Along with documenting the methods and tools used by the government, the report also tracks the private contractors that have been profiting off the growing surveillance state.
According to the report, Motorola Solutions has a $54.6 million contract with CBP for license plate reader technology, while ICE is paying Thomson Reuters $22.8 million for similar services through 2026. Israeli military contractor Elbit Systems, meanwhile, has a $239 million contract with CBP for surveillance tower development and maintenance, and General Dynamics has been awarded $153 million through 2023 to expand the system, according to the report.
The most expensive system in the report is the HART biometric database system at an estimated $4.3 billion. Military contractor Northrop Grumman has been awarded a $143 million contract to develop the first increment of this system, the report noted.
According to the report, government and big tech are becoming increasingly intertwined when it comes to border surveillance.
“The digital wall relies on cutting-edge, for-profit surveillance technologies developed by military contractors, big tech companies, and Silicon Valley start-ups,” the report said.
“As border enforcement agencies become increasingly reliant on technology to monitor, detain, and deport immigrants, multi-million-dollar contracts are being signed to develop tools for the region.”
Lest people think that these tools are solely being used to curtail illegal immigration, the report explained that entire populations are being swept up in the surveillance dragnet.

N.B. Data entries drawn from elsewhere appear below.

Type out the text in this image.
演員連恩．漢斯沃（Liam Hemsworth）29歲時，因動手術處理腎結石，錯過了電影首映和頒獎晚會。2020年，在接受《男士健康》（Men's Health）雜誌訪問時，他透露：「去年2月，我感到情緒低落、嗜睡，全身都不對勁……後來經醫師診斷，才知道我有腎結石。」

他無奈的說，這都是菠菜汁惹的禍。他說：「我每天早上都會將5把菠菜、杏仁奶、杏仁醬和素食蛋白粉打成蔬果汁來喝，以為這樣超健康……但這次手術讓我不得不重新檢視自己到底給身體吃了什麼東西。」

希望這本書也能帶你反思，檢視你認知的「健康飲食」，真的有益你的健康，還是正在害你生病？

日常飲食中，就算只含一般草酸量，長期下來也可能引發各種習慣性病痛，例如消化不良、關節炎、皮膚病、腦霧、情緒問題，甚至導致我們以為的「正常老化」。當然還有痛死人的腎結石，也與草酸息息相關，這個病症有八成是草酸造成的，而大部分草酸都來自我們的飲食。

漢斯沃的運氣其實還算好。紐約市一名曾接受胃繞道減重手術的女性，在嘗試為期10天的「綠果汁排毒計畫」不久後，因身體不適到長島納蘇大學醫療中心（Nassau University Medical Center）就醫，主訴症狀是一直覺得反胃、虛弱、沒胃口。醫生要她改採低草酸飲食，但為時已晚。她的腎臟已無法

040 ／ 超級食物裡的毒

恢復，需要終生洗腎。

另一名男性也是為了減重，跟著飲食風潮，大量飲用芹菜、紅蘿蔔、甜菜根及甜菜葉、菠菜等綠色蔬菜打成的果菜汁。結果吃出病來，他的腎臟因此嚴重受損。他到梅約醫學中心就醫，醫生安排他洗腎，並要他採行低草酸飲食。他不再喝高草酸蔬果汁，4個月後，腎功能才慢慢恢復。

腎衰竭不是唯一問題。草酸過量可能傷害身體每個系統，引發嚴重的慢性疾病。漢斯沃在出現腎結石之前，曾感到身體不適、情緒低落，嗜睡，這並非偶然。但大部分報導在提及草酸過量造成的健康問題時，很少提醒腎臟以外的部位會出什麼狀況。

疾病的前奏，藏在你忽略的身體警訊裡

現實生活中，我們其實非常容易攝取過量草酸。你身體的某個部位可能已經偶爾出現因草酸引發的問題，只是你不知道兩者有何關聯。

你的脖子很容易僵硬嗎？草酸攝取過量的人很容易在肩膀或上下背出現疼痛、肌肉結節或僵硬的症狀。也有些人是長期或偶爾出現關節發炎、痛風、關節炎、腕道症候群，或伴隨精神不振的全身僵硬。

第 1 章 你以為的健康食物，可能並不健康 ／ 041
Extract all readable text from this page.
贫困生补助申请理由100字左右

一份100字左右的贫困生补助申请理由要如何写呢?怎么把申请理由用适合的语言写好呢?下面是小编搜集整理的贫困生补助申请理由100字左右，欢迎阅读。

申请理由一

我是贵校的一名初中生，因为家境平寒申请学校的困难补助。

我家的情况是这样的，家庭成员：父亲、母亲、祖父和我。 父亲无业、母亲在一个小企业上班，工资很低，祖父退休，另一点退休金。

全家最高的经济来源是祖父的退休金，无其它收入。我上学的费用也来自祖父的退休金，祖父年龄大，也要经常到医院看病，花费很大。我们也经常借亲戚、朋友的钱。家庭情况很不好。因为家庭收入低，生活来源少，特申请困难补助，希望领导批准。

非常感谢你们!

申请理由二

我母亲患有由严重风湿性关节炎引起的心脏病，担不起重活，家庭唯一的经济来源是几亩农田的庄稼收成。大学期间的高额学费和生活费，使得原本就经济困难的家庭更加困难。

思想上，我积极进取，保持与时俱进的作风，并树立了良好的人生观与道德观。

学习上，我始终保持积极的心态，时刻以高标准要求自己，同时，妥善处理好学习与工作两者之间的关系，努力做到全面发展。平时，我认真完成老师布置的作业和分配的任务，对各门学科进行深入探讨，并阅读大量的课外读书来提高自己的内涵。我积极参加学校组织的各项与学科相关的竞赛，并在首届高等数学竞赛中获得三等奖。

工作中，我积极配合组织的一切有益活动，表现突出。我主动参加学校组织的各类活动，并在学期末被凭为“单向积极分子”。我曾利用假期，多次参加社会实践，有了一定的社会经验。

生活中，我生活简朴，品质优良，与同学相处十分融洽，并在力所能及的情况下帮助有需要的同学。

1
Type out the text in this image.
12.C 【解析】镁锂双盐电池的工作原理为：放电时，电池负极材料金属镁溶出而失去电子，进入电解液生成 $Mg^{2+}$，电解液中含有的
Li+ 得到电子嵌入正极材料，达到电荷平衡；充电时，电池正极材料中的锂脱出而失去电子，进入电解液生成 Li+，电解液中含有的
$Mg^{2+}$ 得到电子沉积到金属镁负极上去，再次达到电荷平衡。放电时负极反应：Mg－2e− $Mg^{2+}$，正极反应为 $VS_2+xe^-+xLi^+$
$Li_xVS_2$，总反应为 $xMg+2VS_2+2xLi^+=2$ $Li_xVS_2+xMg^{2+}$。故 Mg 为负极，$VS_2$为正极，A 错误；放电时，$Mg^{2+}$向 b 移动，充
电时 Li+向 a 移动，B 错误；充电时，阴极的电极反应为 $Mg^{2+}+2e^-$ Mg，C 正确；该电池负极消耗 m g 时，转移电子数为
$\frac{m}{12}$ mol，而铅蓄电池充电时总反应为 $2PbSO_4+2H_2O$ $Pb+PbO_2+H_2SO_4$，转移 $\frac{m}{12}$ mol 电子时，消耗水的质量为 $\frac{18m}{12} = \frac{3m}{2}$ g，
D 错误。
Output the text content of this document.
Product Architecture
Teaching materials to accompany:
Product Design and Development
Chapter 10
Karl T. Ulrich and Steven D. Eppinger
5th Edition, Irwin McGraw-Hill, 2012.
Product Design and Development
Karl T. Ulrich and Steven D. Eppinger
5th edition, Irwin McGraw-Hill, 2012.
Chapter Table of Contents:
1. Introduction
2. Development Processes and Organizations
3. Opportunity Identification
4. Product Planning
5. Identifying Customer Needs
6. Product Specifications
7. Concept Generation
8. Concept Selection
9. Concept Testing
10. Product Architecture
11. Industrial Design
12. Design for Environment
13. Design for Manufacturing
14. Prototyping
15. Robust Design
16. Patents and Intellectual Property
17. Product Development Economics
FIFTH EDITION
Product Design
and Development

In 2017, for instance, CBP stationed a tower in San Diego to monitor a protest, according to the report. Last year, CBP drones were deployed on Black Lives Matter protestors in at least 12 cities, the report added.
“Border communities feel the impact of this surveillance acutely. The surveillance towers above their towns don’t just monitor the border, they monitor their backyards too. The drones flying overhead are an ever-present eye in the sky, watching people as they walk, bike, and drive in their neighborhoods,” the report said.
A recent lawsuit from the ACLU and Electronic Frontier Foundation further backs the report’s claims, at least when it comes to license plate readers. The lawsuit revealed that one law enforcement department shared such information with more than 600 other agencies.
“Specifically, the sheriff’s office shares and transfers ALPR information with Immigration and Customs Enforcement (ICE), Customs and Border Protection (CBP), 18 other federal agencies, and 424 out-of-state law enforcement agencies,” the lawsuit says. “This includes law enforcement agencies located as far afield as Enfield, Connecticut; St. Louis, Missouri; Lafayette, Louisiana; and Newton County, Georgia.”
The report warned that border surveillance is just a taste of what could come for the rest of the country.
“The proliferation of checkpoints is a constant reminder that the entire border region is, in the eyes of DHS, a warzone. Border communities have become a legitimate target for surveillance and enforcement—a taste of what may await the rest of the country as these technologies are rolled out nationwide.”